Si l’agence Xinhua a rendu compte des opérations d’évacuation après les émeutes, tandis que le 20 mai le China Daily publiait un long reportage commenté des violences avec photos des fugitifs chinois vers le Cambodge ou arrivant en Chine, on ne peut que remarquer l’absence de précisions sur le bilan humain des révoltes.

Officiellement la Chine reconnaît 2 tués et « plus de 100 blessés » (Xinhua 19 mai). Mais Reuter et Radio Free Asia, reprenant les témoignages d’un médecin vietnamien avaient d’abord fait état d’au moins une vingtaine de morts. Mais, en l’absence de confirmation officielle de Pékin ou de Hanoi, ils ont cessé de relayer l’information.

La même omerta existe au Vietnam où il est évident que les émeutes d’abord organisées par le pouvoir ont échappé à leurs mentors au point de saccager des intérêts singapouriens, taïwanais japonais ou sud-coréens.

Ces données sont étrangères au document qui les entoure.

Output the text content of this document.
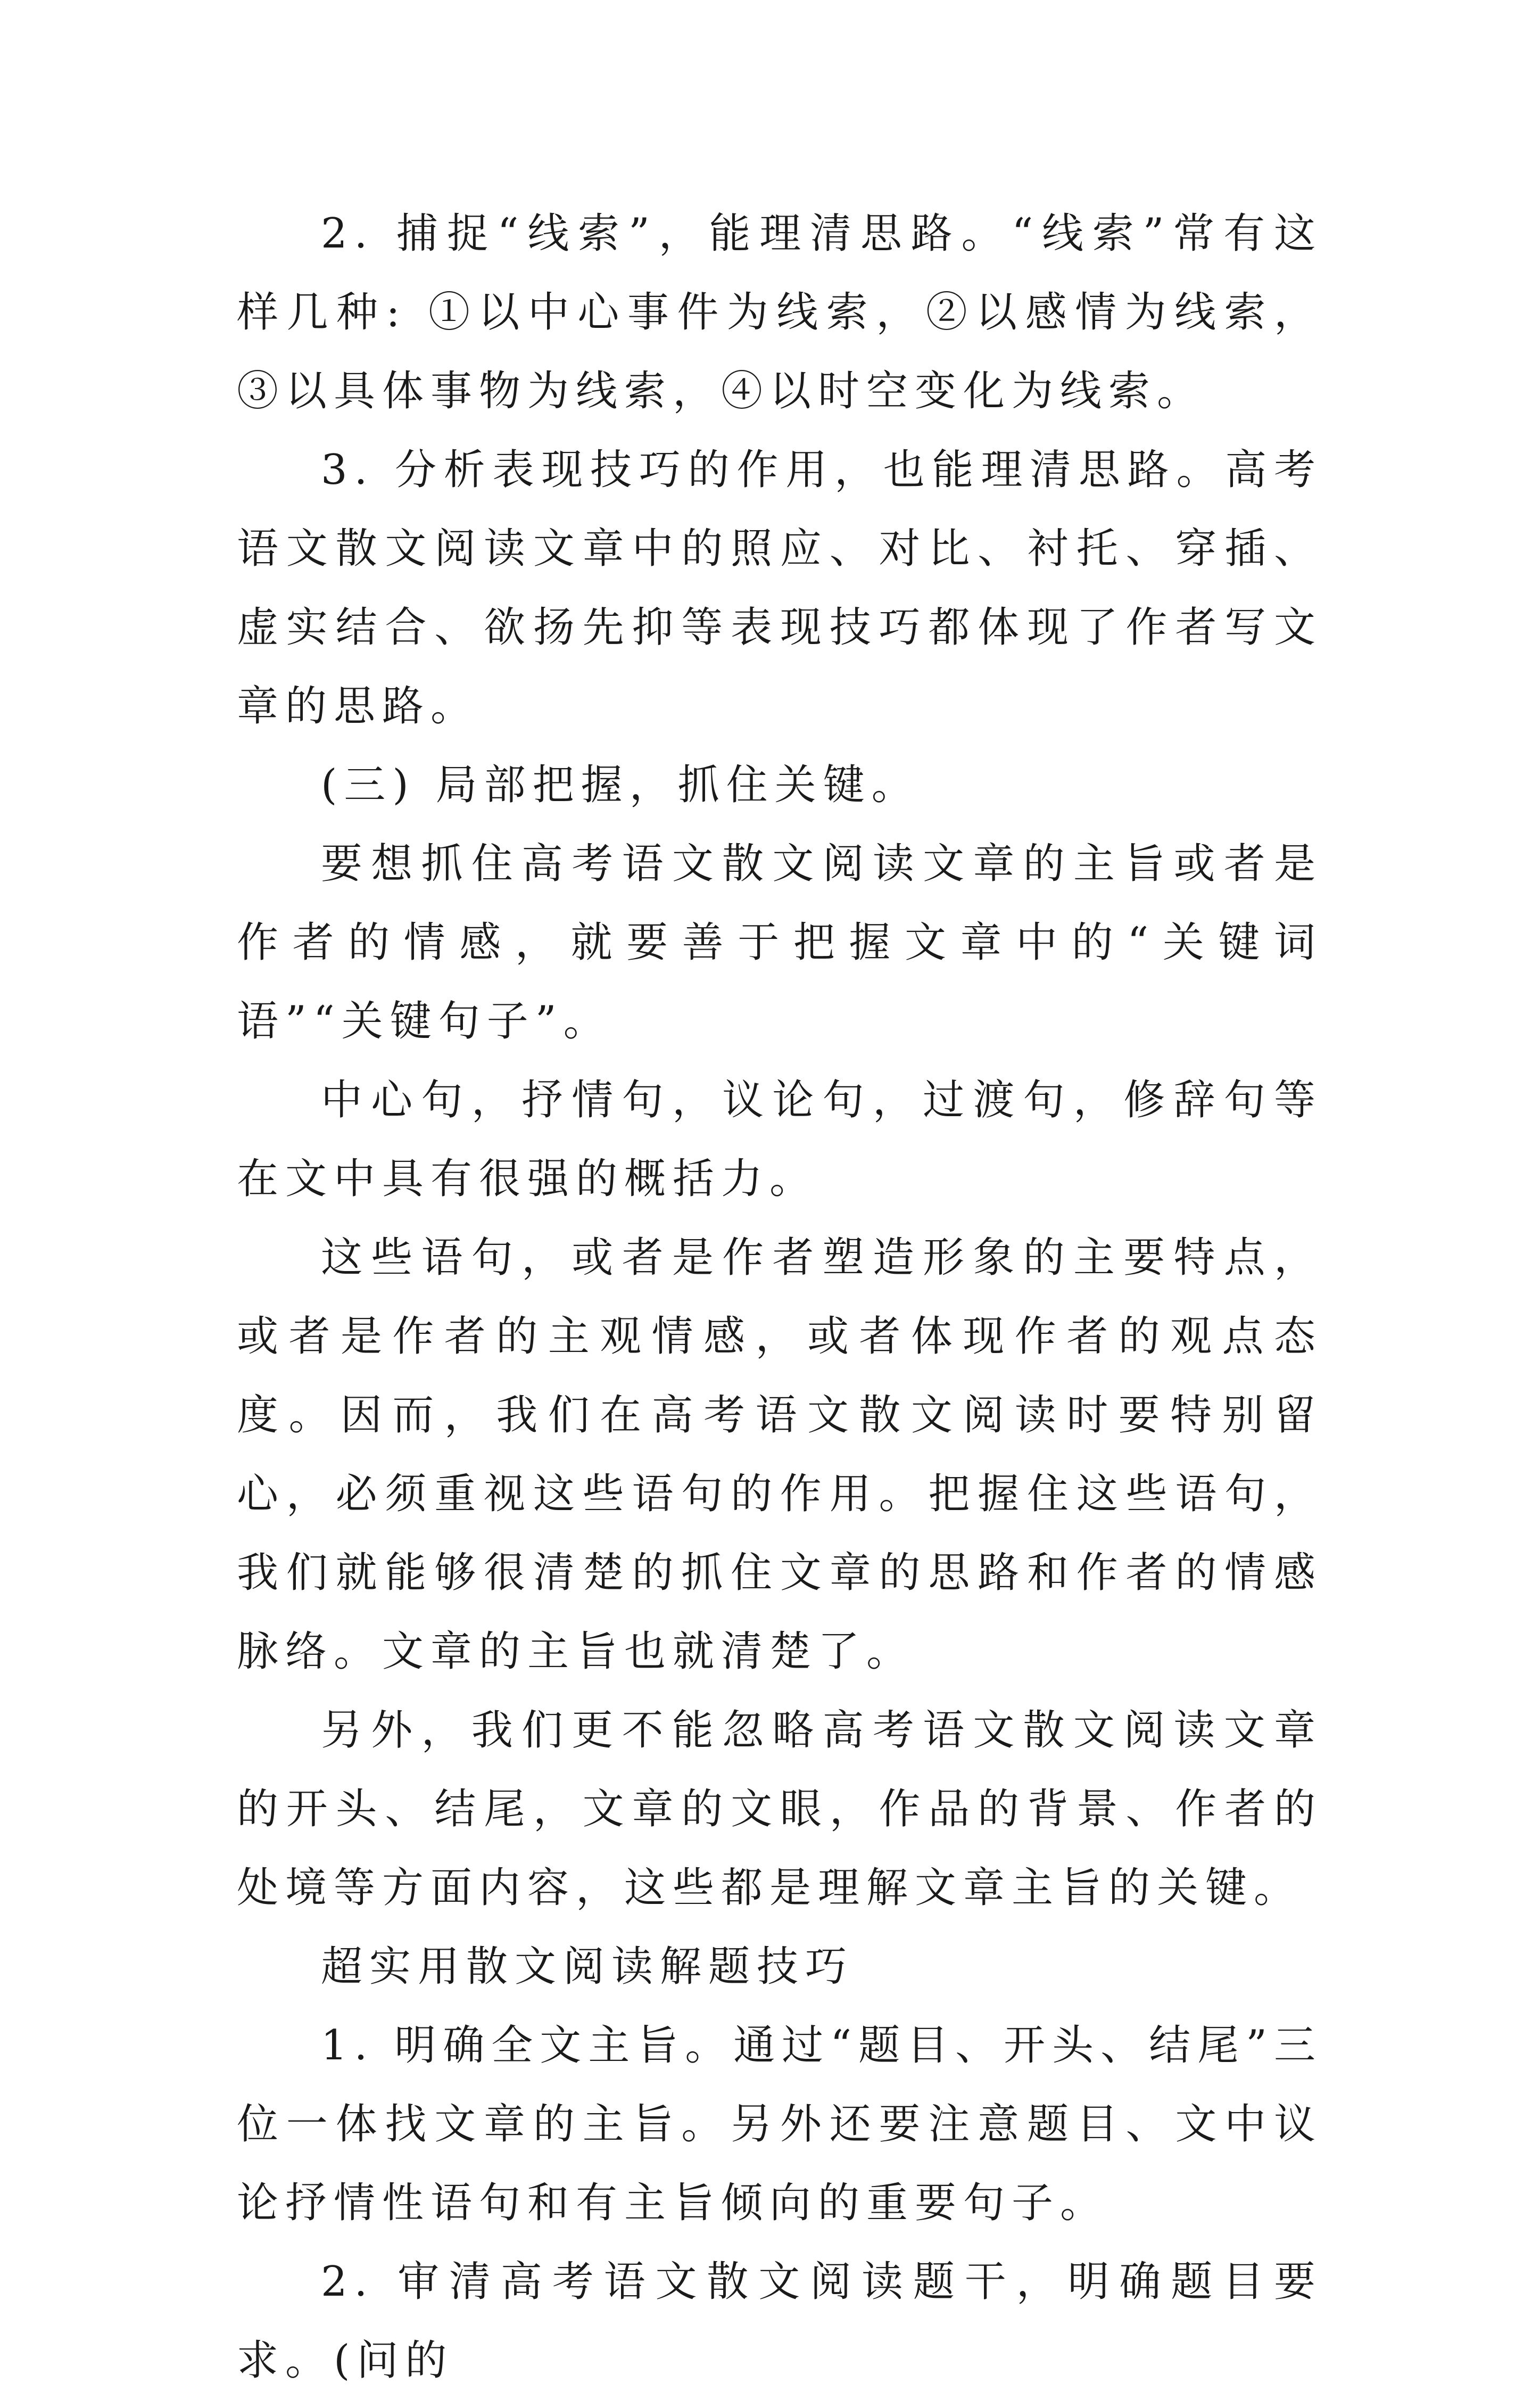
2. 捕捉“线索”，能理清思路。“线索”常有这样几种: ①以中心事件为线索，②以感情为线索，③以具体事物为线索，④以时空变化为线索。

3. 分析表现技巧的作用，也能理清思路。高考语文散文阅读文章中的照应、对比、衬托、穿插、虚实结合、欲扬先抑等表现技巧都体现了作者写文章的思路。

(三) 局部把握，抓住关键。

要想抓住高考语文散文阅读文章的主旨或者是作者的情感，就要善于把握文章中的“关键词语”“关键句子”。

中心句，抒情句，议论句，过渡句，修辞句等在文中具有很强的概括力。

这些语句，或者是作者塑造形象的主要特点，或者是作者的主观情感，或者体现作者的观点态度。因而，我们在高考语文散文阅读时要特别留心，必须重视这些语句的作用。把握住这些语句，我们就能够很清楚的抓住文章的思路和作者的情感脉络。文章的主旨也就清楚了。

另外，我们更不能忽略高考语文散文阅读文章的开头、结尾，文章的文眼，作品的背景、作者的处境等方面内容，这些都是理解文章主旨的关键。

超实用散文阅读解题技巧

1. 明确全文主旨。通过“题目、开头、结尾”三位一体找文章的主旨。另外还要注意题目、文中议论抒情性语句和有主旨倾向的重要句子。

2. 审清高考语文散文阅读题干，明确题目要求。(问的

Un débordement que certains attribuent non pas à une colère anti-chinoise mais à de lourds ressentiments d’ordre social, où le pouvoir politique est mis dans le même sac que les donneurs d’ordres étrangers accusés d’être à l’origine du blocage ses salaires et des écarts de richesse qui plombent la cohésion sociale et politique du pays.

Mise au point du Waijiaobu et « Déclaration de conduite »

Le 19 mai le porte parole du Waijiaobu a répondu aux commentaires du Secrétaire Général de l’ASEAN, le vietnamien Le Luong Minh, ancien ambassadeur de Hanoi aux Nations Unies qui, dans le Wall Street Journal, a accusé la Chine d’avoir violé la Déclarations sur le Code de conduite adoptée par l’ASEAN en 2002 à Phnom-Penh, après quoi il a demandé à Pékin de « quitter les eaux territoriales vietnamiennes, seul moyen de restaurer la confiance ».

Après une admonestation à connotation morale et protocolaire qui enjoignait au Secrétaire Général de ne pas se livrer à des « commentaires qui dépassaient ses prérogatives », Hong Lei a rappelé la position à la fois inflexible et insolite de la Chine selon laquelle les questions de souveraineté en mer de Chine du sud ne sauraient être du ressort de l’ASEAN qui ne devait pas se mêler d’un conflit territorial en particulier. Il concluait que le respect de la neutralité en la matière par l’Association était la condition de ses bonnes relations avec Pékin.

La Chine qui est le premier partenaire commercial du Vietnam n’y est que le 15e investisseur avec un stock de 11 Mds de $ et un flux qui varie de 4 Mds de $ en 2010 – l’année la plus riche depuis 2005 - à seulement 0,5 Mds en 2013 (l’information doit cependant être corrigée du flou qui enveloppe les capitaux en provenance de Hong Kong et des paradis fiscaux).

En tête des engagements étrangers on trouve Taïwan, Singapour, la Corée du sud et le Japon. La violence des réactions vietnamiennes et les dérapages qui suivirent inciteront Pékin et Hanoi à chercher de discrets compromis, difficiles à rendre publics face à l’exacerbation des sentiments nationalistes attisés par les machines politiques des deux pays.

Le 4 novembre 2002, les 10 pays de l’ASEAN avaient signé à Phnom-Penh, lors de la précédente présidence du Cambodge, une « Déclaration sur la conduite des parties en Mer de Chine du sud ».

Le document répète à plusieurs reprises : « dans l’attente d’un règlement des différends » ; il est facile d’imaginer qu’ils ne le seront jamais, tant que les parties, et en particulier la Chine, ne modifieront pas leurs positions inconciliables sur les questions de souveraineté.

La déclaration, qui n’est pas un code de conduite, n’a pas force de loi et n’est appuyée par aucune autorité ou force indépendante qui pourrait imposer sa mise en œuvre. Surtout, elle élude la question centrale de la souveraineté.

Note(s) :

[1Dans le même article Tayer cite - révélées par des diplomates en poste à Pékin - les réactions initiales de CNOOC très hostiles à la manoeuvre de la plateforme, techniquement inutile et financièrement très coûteuse. S’ils étaient exacts ces témoignages contrediraient la thèse d’une opération de routine et confirmeraient celle de la provocation.